Causalgia occurs following high-­energy trauma and commonly involves a combined nerve and vascular injury. The underlying pathology is not well understood, but could be secondary to a constant exacerbation of the nerve injury (from scarring between the traumatized nerve causing transmission of vibration from turbulent blood flow within an injured vessel). The neuropathic pain(s) that individuals present with are described as severe and can often be expressed as a constant exacerbation of pain and sensitivity. Allodynia within the area can be elicited by innocuous stimulation from environmental stimuli such as the movement of the air around the limb or even a loud noise. Once diagnosed, this can be a very rewarding nerve injury to treat as there is often swift and considerable improvement in symptoms from surgical decompression of the damaged area.

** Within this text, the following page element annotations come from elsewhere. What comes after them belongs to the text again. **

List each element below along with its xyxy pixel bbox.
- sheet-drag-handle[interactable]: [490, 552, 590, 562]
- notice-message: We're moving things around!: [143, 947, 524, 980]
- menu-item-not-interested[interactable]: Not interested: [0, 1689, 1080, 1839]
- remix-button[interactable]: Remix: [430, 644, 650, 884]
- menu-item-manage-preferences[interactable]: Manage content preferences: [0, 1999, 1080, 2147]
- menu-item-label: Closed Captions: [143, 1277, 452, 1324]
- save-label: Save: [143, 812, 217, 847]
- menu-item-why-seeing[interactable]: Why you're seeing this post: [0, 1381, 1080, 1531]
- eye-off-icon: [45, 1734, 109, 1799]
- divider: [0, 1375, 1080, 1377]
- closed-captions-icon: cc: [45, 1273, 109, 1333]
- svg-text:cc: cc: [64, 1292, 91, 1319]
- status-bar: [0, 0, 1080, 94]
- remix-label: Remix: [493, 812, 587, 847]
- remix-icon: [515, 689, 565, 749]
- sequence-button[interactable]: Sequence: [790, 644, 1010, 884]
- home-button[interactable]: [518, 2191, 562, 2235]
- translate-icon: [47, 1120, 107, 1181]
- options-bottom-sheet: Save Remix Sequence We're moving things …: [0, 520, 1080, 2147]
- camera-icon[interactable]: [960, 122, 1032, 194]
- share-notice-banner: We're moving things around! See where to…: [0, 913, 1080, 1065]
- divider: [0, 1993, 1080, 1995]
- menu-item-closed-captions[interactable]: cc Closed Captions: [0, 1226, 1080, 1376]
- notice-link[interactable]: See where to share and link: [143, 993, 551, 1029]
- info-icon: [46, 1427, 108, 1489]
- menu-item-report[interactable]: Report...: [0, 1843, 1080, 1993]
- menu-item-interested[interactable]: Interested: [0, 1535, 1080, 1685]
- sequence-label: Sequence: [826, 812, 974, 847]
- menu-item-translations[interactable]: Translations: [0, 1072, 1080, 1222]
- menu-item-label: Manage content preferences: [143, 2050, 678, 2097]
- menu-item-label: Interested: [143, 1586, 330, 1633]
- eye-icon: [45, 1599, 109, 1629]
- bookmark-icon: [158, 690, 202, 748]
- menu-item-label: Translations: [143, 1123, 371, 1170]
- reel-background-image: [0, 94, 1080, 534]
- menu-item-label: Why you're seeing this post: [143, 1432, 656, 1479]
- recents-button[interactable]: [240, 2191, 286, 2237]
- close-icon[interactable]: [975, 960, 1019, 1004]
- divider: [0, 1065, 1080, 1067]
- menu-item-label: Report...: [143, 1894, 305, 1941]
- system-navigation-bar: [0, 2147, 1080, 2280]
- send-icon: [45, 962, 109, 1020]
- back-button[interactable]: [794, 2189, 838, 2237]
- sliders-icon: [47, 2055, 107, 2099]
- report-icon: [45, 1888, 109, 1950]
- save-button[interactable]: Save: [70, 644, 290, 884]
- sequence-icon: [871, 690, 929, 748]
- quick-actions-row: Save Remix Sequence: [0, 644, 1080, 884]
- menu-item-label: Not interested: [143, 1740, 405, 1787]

Complex regional pain syndrome

Complex regional pain syndrome (CRPS) is commonly diagnosed in the presence of post-­traumatic neuropathic pain. In general, the condition is related to an injury to the limb. However, there is no correlation between the severity of the trauma and the development of CRPS and, in 9% of cases, there is no precipitating trauma. CRPS was originally conceived as a diagnosis of exclusion, if no other diagnosis can better explain the signs and symptoms. Diagnosis is currently based on meeting the Budapest Criteria and ensuring elimination of any other possible diagnosis. It is important that the aforementioned pain states are therefore considered and excluded prior to a diagnosis of CRPS being made. In our experience, it is common to encounter patients that have been diagnosed with CRPS despite a clear wound over a nerve and a positive Hoffman–­Tinel sign. These clinical findings would be highly suggestive of a SPTN or a localizble lesion of a nerve indicating a neurostenalgic lesion.